Commercial Service and Loss (World War II)

W. L. Steed departed Norfolk, Virginia, under the command of her master, Harold G. McVenia, on 14 January 1942. She made port at Cartagena on 21 January 1942 and there loaded a cargo of 65,396 barrels (10,397.1 m3) of oil in two days, departing on 23 January 1942. She subsequently called at Key West, Florida, for U.S. Navy orders before transiting the Florida Strait.

The voyage proceeded uneventfully until early on the afternoon of 30 January 1942, when a lookout spotted what he thought was a small fishing craft on the port bow. Captain McVenia, soon ascertaining the strange ship to be a submarine lying low on the surface, sounded the general alarm and radioed for help. All hands except the "black gang" -- below in the engine spaces -- manned their boat stations, donned life preservers, and stood by for the worst. The submarine soon disappeared, probably because W. L. Steed's radio message brought a U.S. Navy patrol plane out to take a look.

Over the next two days, though, the weather worsened, making protective aircraft operations particularly difficult. W. L. Steed plodded through the Atlantic swells, occasionally shipping heavy seas that damaged her decks. By 2 February 1942, visibility had shrunk to about two nautical miles (4 km), and snow was falling. Shortly after noon, when W. L. Steed was between 80 and 90 nautical miles (170 km) off the coast of New Jersey, the German submarine U-103 under the command of Werner Winter, already a high scorer in the German U-boat arm with over 30 ships to her credit, poked up her periscope and tracked the plodding tanker.
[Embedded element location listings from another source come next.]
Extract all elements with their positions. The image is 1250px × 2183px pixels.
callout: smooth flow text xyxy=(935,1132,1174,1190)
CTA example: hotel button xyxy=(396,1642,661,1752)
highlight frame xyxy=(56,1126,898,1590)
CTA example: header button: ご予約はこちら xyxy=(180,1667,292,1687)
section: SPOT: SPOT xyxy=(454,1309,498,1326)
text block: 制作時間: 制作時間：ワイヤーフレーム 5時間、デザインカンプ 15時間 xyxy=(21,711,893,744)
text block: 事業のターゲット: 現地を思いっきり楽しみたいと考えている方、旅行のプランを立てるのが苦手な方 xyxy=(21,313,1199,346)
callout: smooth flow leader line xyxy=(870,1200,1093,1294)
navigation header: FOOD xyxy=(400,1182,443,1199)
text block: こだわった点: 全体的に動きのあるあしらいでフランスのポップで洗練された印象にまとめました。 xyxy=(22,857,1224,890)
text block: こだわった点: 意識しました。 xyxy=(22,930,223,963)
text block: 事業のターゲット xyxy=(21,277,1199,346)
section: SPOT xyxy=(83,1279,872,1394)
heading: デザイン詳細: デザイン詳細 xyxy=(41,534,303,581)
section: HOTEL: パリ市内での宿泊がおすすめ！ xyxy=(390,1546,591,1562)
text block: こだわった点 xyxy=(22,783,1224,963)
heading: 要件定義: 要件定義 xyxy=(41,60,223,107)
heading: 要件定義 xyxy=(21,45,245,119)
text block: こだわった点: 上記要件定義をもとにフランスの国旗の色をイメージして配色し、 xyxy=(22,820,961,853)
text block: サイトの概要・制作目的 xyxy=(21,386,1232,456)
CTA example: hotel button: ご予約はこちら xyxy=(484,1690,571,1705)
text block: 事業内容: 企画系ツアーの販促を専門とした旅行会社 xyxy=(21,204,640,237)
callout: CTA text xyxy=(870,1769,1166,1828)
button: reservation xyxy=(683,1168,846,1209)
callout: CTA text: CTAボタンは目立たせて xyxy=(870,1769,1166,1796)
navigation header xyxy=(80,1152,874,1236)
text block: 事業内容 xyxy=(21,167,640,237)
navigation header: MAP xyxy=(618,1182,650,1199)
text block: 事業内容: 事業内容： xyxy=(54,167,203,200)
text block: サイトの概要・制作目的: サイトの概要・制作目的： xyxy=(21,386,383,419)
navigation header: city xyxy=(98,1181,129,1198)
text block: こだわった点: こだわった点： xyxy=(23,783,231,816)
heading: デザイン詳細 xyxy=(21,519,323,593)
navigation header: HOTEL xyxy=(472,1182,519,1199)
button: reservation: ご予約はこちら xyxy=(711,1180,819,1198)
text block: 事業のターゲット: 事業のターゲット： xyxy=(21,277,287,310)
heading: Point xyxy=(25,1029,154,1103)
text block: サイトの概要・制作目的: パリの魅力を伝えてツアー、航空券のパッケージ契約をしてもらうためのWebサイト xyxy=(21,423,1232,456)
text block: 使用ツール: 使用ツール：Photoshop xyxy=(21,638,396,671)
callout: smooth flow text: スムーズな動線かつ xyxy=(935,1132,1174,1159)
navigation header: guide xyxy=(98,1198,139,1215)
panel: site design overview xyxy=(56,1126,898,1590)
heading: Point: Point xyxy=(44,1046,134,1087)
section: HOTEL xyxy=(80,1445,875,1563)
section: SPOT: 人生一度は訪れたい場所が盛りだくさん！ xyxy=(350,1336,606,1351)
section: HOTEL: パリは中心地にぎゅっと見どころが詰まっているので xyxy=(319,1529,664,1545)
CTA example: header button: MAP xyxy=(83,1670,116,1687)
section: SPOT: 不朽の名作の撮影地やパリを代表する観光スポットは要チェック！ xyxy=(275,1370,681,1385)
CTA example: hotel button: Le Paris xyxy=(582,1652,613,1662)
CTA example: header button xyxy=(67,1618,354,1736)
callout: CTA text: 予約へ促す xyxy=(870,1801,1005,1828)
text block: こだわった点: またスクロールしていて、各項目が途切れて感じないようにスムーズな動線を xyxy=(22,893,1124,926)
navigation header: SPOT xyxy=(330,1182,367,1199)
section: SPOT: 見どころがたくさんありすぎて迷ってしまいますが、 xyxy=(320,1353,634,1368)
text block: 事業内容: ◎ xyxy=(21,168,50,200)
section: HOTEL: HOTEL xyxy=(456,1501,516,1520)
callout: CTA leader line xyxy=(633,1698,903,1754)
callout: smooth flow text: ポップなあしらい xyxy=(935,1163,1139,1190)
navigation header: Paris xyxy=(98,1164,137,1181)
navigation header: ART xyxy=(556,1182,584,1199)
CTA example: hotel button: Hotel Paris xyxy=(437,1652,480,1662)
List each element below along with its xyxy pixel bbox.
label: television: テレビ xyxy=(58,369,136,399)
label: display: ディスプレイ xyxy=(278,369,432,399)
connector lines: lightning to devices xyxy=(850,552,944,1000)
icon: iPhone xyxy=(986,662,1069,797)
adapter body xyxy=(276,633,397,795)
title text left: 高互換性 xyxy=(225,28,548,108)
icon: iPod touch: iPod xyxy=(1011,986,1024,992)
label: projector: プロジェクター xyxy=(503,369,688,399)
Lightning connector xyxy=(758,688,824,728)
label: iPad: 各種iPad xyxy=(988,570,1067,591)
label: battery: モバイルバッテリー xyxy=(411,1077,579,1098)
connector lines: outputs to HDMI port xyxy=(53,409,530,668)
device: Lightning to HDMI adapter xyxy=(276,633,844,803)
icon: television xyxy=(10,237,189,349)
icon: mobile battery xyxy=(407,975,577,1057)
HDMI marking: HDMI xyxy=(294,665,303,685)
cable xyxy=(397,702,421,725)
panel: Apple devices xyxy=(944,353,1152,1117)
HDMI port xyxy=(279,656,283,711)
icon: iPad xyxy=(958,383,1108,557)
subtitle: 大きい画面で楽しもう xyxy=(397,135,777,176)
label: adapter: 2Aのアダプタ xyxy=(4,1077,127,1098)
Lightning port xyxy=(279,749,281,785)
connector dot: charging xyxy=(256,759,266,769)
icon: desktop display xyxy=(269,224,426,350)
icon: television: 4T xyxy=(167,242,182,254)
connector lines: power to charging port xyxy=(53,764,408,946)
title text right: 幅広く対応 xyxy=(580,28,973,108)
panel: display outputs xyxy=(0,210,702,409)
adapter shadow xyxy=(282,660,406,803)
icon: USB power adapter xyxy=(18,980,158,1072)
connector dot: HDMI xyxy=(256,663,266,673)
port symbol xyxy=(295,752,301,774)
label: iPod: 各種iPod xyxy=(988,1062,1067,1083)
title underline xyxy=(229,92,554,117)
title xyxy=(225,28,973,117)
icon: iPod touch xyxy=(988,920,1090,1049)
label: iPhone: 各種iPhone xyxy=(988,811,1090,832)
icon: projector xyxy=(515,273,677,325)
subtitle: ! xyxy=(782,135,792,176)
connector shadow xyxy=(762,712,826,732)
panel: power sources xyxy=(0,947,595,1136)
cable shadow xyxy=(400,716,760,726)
One torpedo soon leapt from the submarine's bow torpedo tubes, sped inexorably toward W. L. Steed, and hit her on her starboard side, forward of the bridge and in number 3 tank. The explosion touched off a fire in the oil drums stored there.

W. L. Steed sent out a hurried SOS and radioed her plight to any ship within hearing. The entire crew of 38 men abandoned ship into the vessel's four lifeboats. U-103 surfaced soon thereafter and closed the burning tanker as she slowly sank by the bow. The Germans soon manned their deck gun and commenced firing, pumping 17 shells into the stern of the tanker to hasten her demise while her crew watched from the nearby boats. After W. L. Steed slipped beneath the chill waves of the North Atlantic, U-103 stood briefly toward the survivors before shaping a course away in a southwesterly direction.

The U-boat's departure left the four boats alone in the frigid waters. They drifted apart and, one by one, the ill-clad sailors began to succumb to the cold. W. L. Steed had been abandoned with such haste that hardly any of the men had had time to enter the boats prepared to face the bitter winter snowstorm and the biting northeasterly winds.

One boat was never found. The British steamer SS Hartlepool rescued two men from the second boat on 4 February 1942, but one later died. The Canadian armed merchant cruiser HMCS Alcantara picked up three men from the third boat on 6 February 1942, including the senior surviving officer, Second Mate Sydney Wayland. On 12 February 1942, the British merchantman Raby Castle came across the fourth and last of W. L. Steed's boats, containing four men, but of whom only one was alive, suffering much from exposure. Brought aboard Raby Castle, that man -- Second Assistant Engineer Elmer E. Maihiot, Jr. -- died on 15 February 1942, and was buried at sea. Thus, only four men out of the 38 aboard W. L. Steed survived her encounter with U-103.

W. L. Steed was the second Standard Oil tanker sunk during World War II.